Я достал из кармана сигареты и собрался закурить, а потом пойти прогуляться, чтобы поближе разглядеть отрядовских свинью и собаку - и тут вдруг заметил рядом с собою доктора. Военврача, Старину Хэма, с его недельной щетиной на доброй ухмыляющейся роже. На его лбу по прежнему красовались затемнённые очки, но тельняшка на этот раз была заляпана красными пятнами.

- Варенье разбилось... - сказал доктор, заметив, как я разглядываю эти пятна.

- А я уж испугался, что свинью зарезали... - сказал я.

Мы помолчали.

- Накуриться есть? - спросил Хэм.

- Ну, так... Не очень много. Не для всех... Да у вас тут своей должно быть не меряно. Я в Москве вообще размышлял, зачем с собой беру? Там же своя есть? - включил я шаманскую жадность.

- Справедливо замечено... - согласился военврач, - И, причём таки в других отрядах она всегда есть. Но у нас какая-то жёсткая идеологема возобладала. На уровне полного запрета. На вас он конечно не распространяется...

- Ну, спасибо...

- Не за что. Вы гости. Просто штаб наш посчитал, что траву курят чурки, а раз мы с ними воюем - то и трава, значит, тоже наш враг.

- А ты правда, с Баркашовым в Белом доме сидел? - спросил я.

- Дурак был...

- Вы там курили?

- Да ты что? Знаешь, какой я тогда был?

- Какой?

- Какой-какой? Правильный.

- А сейчас что, неправильный?

- Я? Да нет. Сейчас я гораздо более спокойный и более правильный. Даже теперь только наконец-то по настоящему правильный. Только покурить охота. Давно не курил. На прошлой неделе к связистам ходили с Блаватским - там нас угостили. Но Блаватский сам не курит. Он тут самый правильный...

- А командир?

- А что командир? Командир тут так. Для отчётности. Они с Акулой всей реальной базой заправляют. А нереальная держится на Блаватском, на майоре Владе, на Разведчике, на Контрразведчике, немножко на мне и, главное, на нашей собаке и свинье.

- Да? Кстати, я про них так сразу и понял. Пойдём к нам в палатку, я приколочу. Курнём бошек, московского развеса...

- Ничтяк... - казалось, что Старина Хэм мгновенно излучил в атмосферу пару тысяч килоджоулей внутреннего тепла.

Мы пошли в нашу палатку. По дороге Старина Хэм продолжал меня интервьюировать. По ходу, мы были с ним ровесниками.
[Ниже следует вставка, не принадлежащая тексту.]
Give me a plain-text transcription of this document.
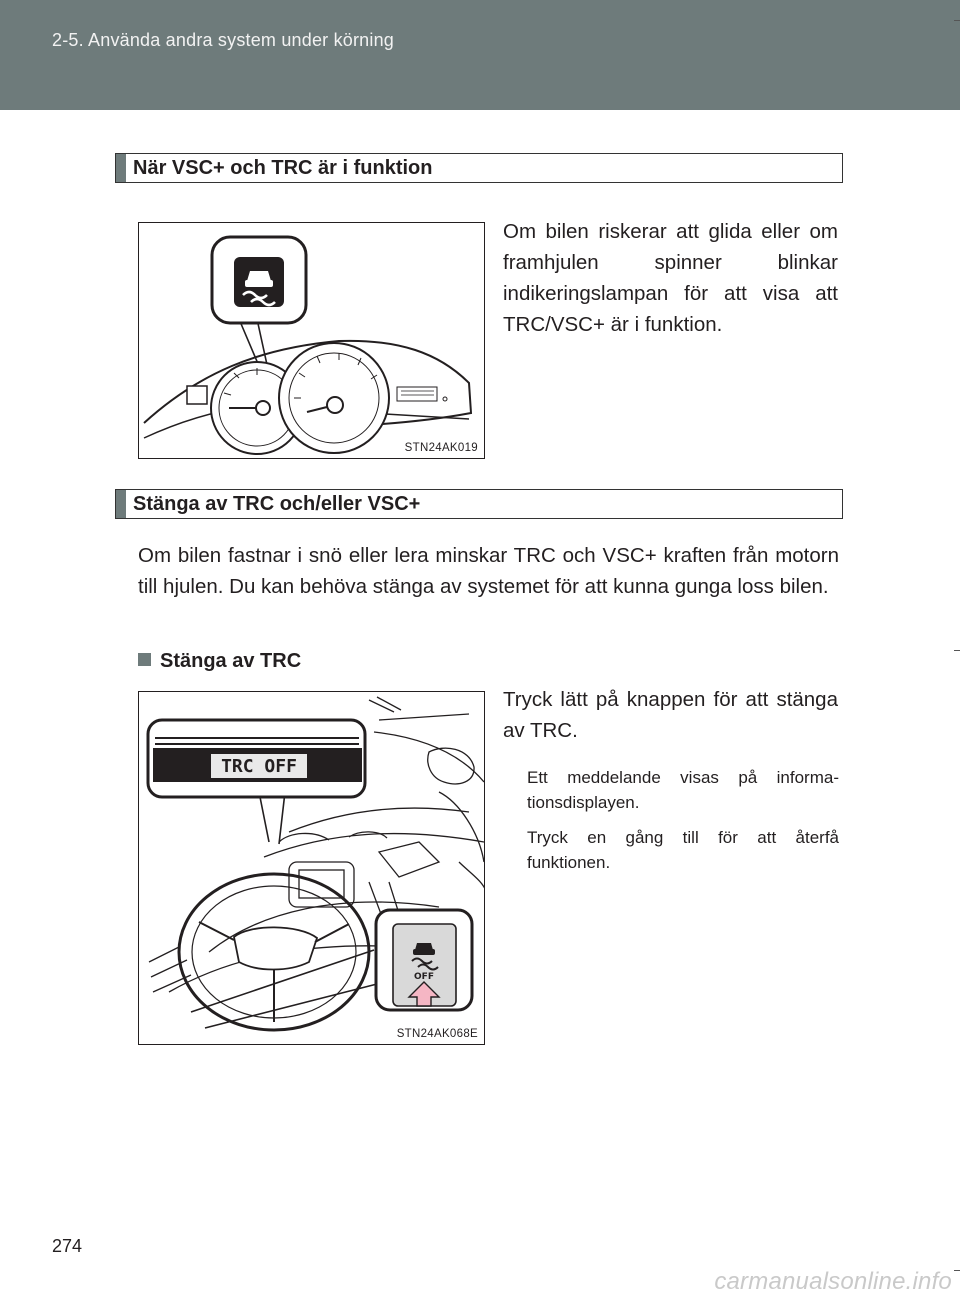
2-5. Använda andra system under körning
När VSC+ och TRC är i funktion
STN24AK019
Om bilen riskerar att glida eller om framhjulen spinner blinkar indikeringslampan för att visa att TRC/VSC+ är i funktion.
Stänga av TRC och/eller VSC+
Om bilen fastnar i snö eller lera minskar TRC och VSC+ kraften från motorn till hjulen. Du kan behöva stänga av systemet för att kunna gunga loss bilen.
Stänga av TRC
TRC OFF
OFF
STN24AK068E
Tryck lätt på knappen för att stänga av TRC.
Ett meddelande visas på informa-tionsdisplayen.
Tryck en gång till för att återfå funktionen.
274
carmanualsonline.info
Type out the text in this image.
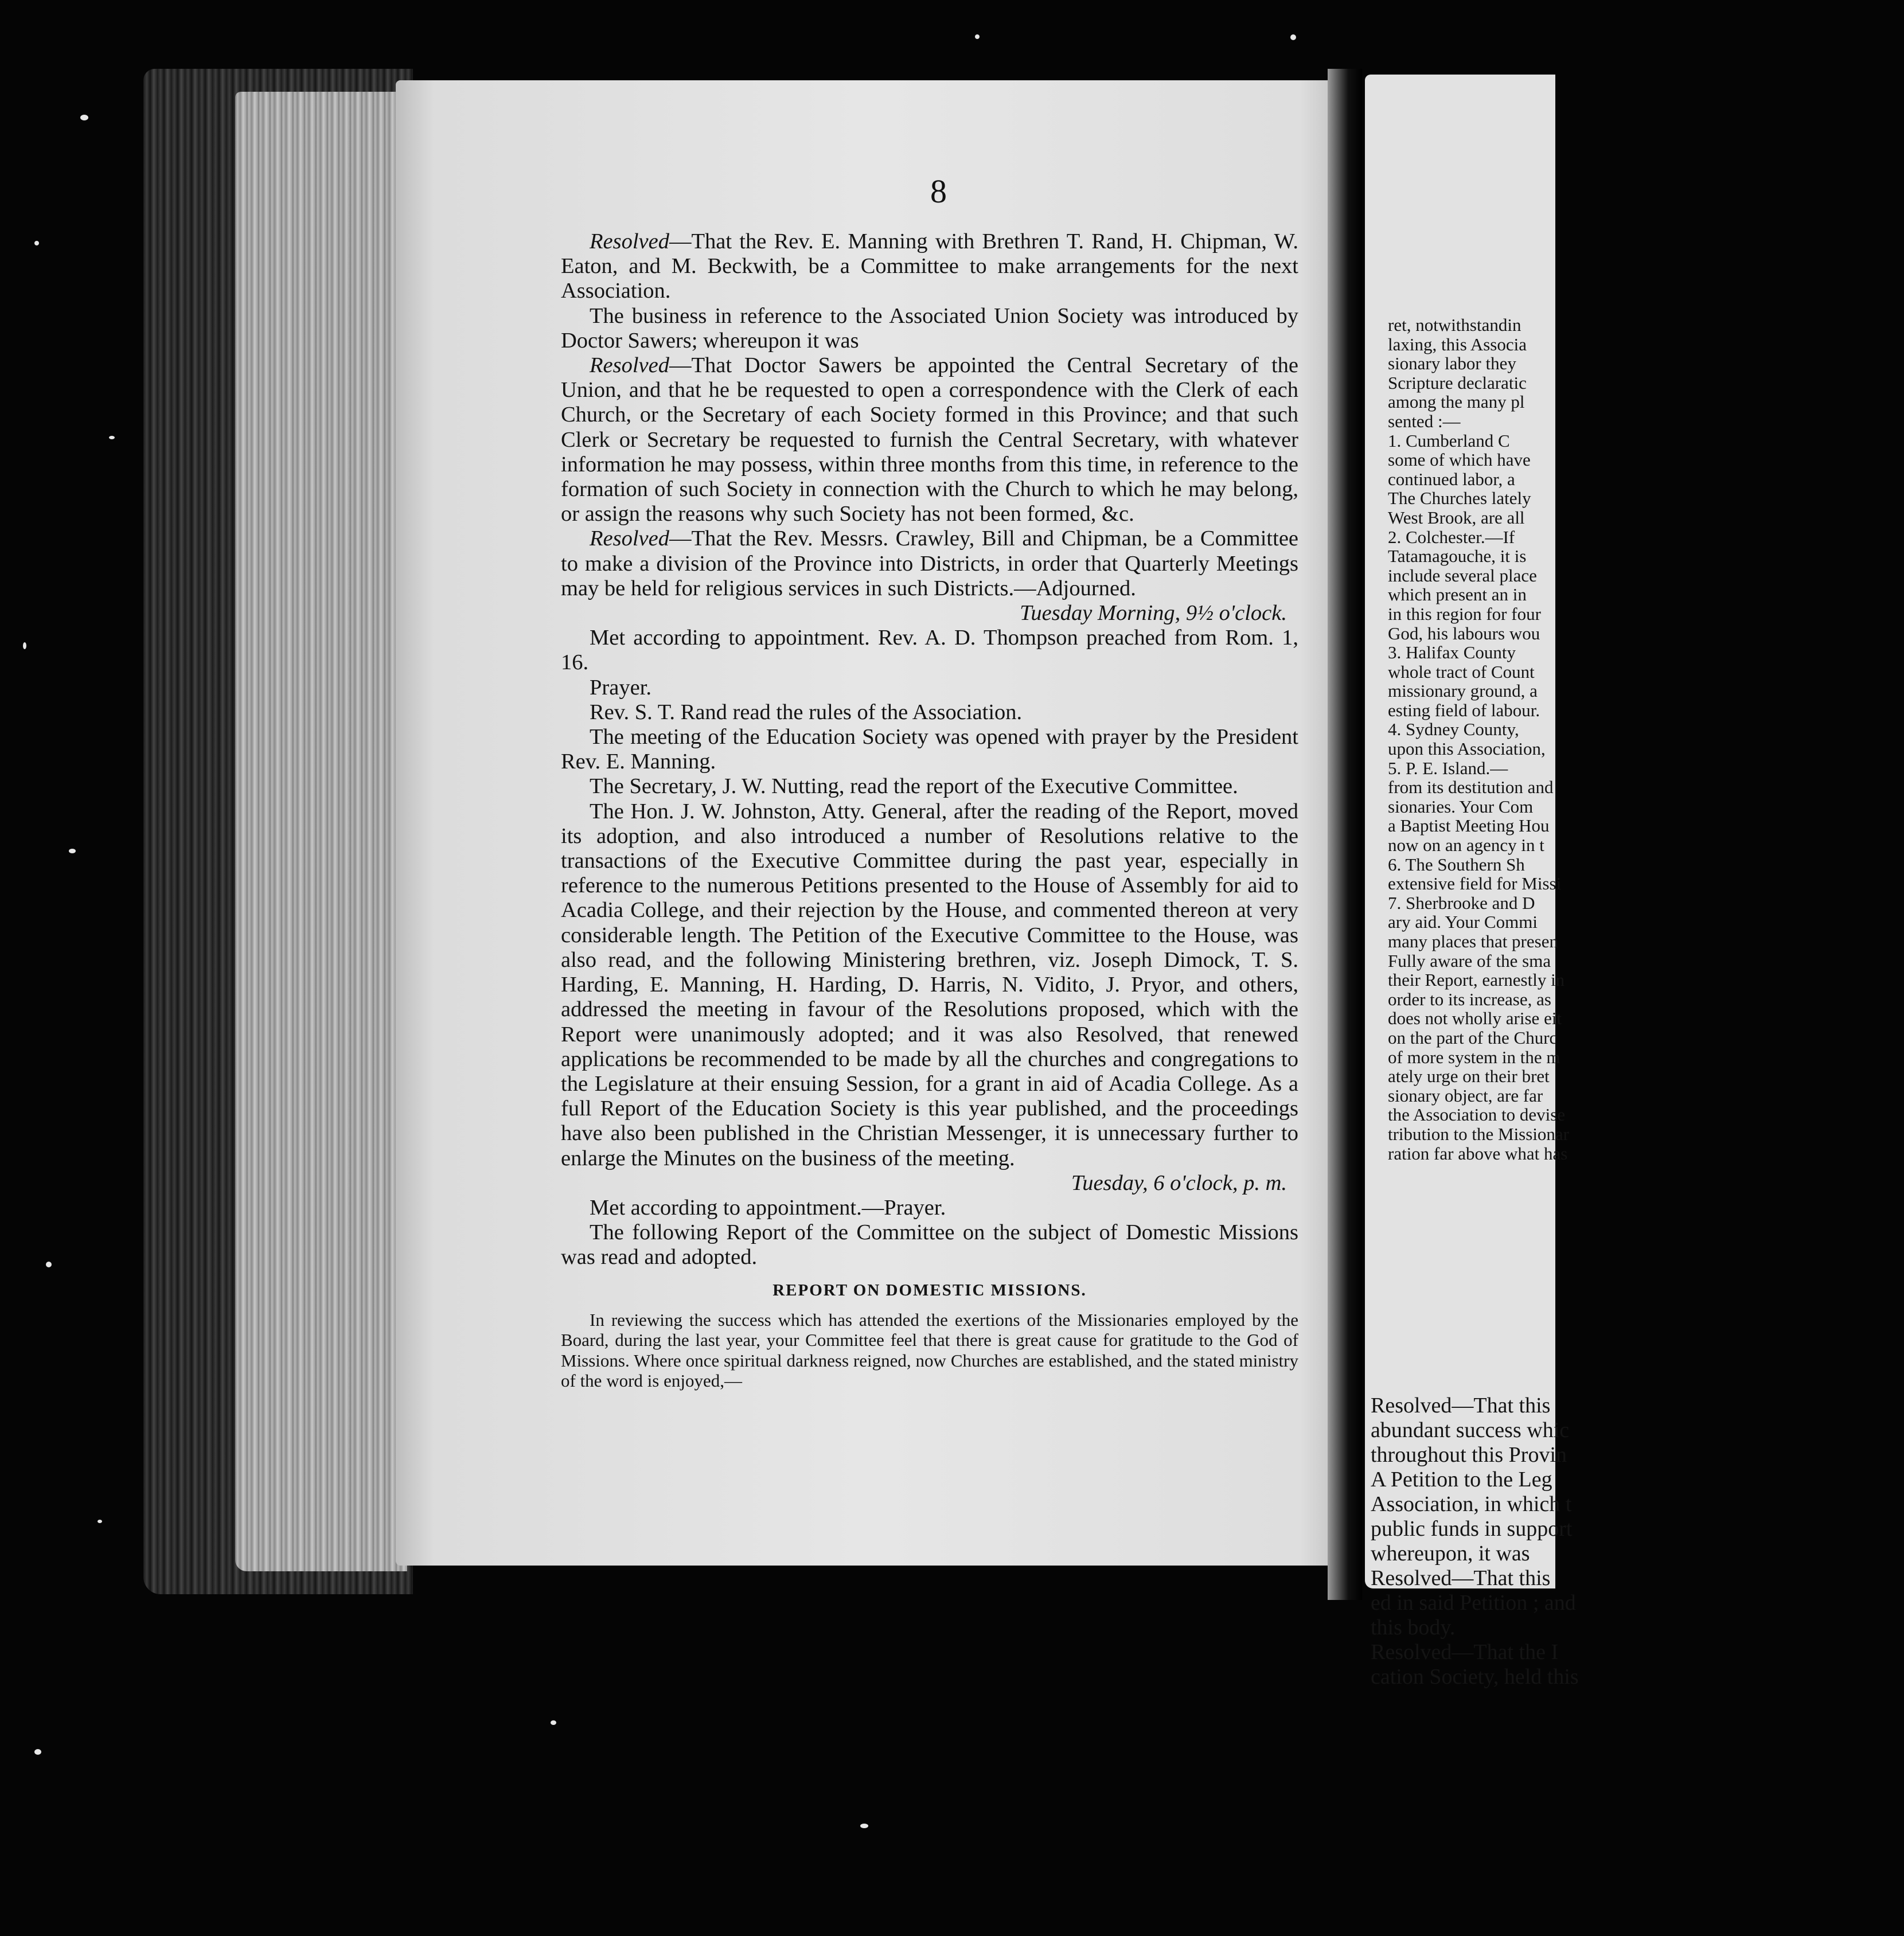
8

Resolved—That the Rev. E. Manning with Brethren T. Rand, H. Chipman, W. Eaton, and M. Beckwith, be a Committee to make arrangements for the next Association.

The business in reference to the Associated Union Society was introduced by Doctor Sawers; whereupon it was

Resolved—That Doctor Sawers be appointed the Central Secretary of the Union, and that he be requested to open a correspondence with the Clerk of each Church, or the Secretary of each Society formed in this Province; and that such Clerk or Secretary be requested to furnish the Central Secretary, with whatever information he may possess, within three months from this time, in reference to the formation of such Society in connection with the Church to which he may belong, or assign the reasons why such Society has not been formed, &c.

Resolved—That the Rev. Messrs. Crawley, Bill and Chipman, be a Committee to make a division of the Province into Districts, in order that Quarterly Meetings may be held for religious services in such Districts.—Adjourned.

Tuesday Morning, 9½ o'clock.

Met according to appointment. Rev. A. D. Thompson preached from Rom. 1, 16.

Prayer.

Rev. S. T. Rand read the rules of the Association.

The meeting of the Education Society was opened with prayer by the President Rev. E. Manning.

The Secretary, J. W. Nutting, read the report of the Executive Committee.

The Hon. J. W. Johnston, Atty. General, after the reading of the Report, moved its adoption, and also introduced a number of Resolutions relative to the transactions of the Executive Committee during the past year, especially in reference to the numerous Petitions presented to the House of Assembly for aid to Acadia College, and their rejection by the House, and commented thereon at very considerable length. The Petition of the Executive Committee to the House, was also read, and the following Ministering brethren, viz. Joseph Dimock, T. S. Harding, E. Manning, H. Harding, D. Harris, N. Vidito, J. Pryor, and others, addressed the meeting in favour of the Resolutions proposed, which with the Report were unanimously adopted; and it was also Resolved, that renewed applications be recommended to be made by all the churches and congregations to the Legislature at their ensuing Session, for a grant in aid of Acadia College. As a full Report of the Education Society is this year published, and the proceedings have also been published in the Christian Messenger, it is unnecessary further to enlarge the Minutes on the business of the meeting.

Tuesday, 6 o'clock, p. m.

Met according to appointment.—Prayer.

The following Report of the Committee on the subject of Domestic Missions was read and adopted.

REPORT ON DOMESTIC MISSIONS.

In reviewing the success which has attended the exertions of the Missionaries employed by the Board, during the last year, your Committee feel that there is great cause for gratitude to the God of Missions. Where once spiritual darkness reigned, now Churches are established, and the stated ministry of the word is enjoyed,—

ret, notwithstandin
laxing, this Associa
sionary labor they
Scripture declaratic
among the many pl
sented :—
1. Cumberland C
some of which have
continued labor, a
The Churches lately
West Brook, are all
2. Colchester.—If
Tatamagouche, it is
include several place
which present an in
in this region for four
God, his labours wou
3. Halifax County
whole tract of Count
missionary ground, a
esting field of labour.
4. Sydney County,
upon this Association,
5. P. E. Island.—
from its destitution and
sionaries. Your Com
a Baptist Meeting Hou
now on an agency in t
6. The Southern Sh
extensive field for Missi
7. Sherbrooke and D
ary aid. Your Commi
many places that presen
Fully aware of the sma
their Report, earnestly in
order to its increase, as
does not wholly arise eit
on the part of the Churc
of more system in the m
ately urge on their bret
sionary object, are far
the Association to devise
tribution to the Missionar
ration far above what has
Resolved—That this
abundant success whic
throughout this Provin
A Petition to the Leg
Association, in which t
public funds in support
whereupon, it was
Resolved—That this
ed in said Petition ; and
this body.
Resolved—That the I
cation Society, held this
Я тоже тогда был у Белого Дома, когда по нему хуячили танки - прятался под Горбатым мостом, зажатый перекрёстной перестрелкой почти на сутки, вместе с парой коллег из иностранной прессы, фотографом шведом по имени Поль и телеоператором Джоном из Нью-Йорка. К счастью, мы все были в жопу пьяные, да ещё и у каждого с собой было изрядно бухла. Камеру Джону разбила бегущая в панике толпа, обстрелянная автоматными очередями из здания мэрии - но он этому факту не сильно расстраивался, поскольку был рад, что сам остался жив. Поль нас фотографировал. Ночью нам удалось выбраться из-под моста и добраться до ближайшего бара, где нас уже ждала толпа других таких же пьяных журналюг, напичканных кровавыми байками. При всём при этом я вообще был в отпуске, и под перекрёстный огонь этот попал, можно сказать, по зову сердца, как и в 1991 году. И как всегда ни хера не понял - кто вообще за кого?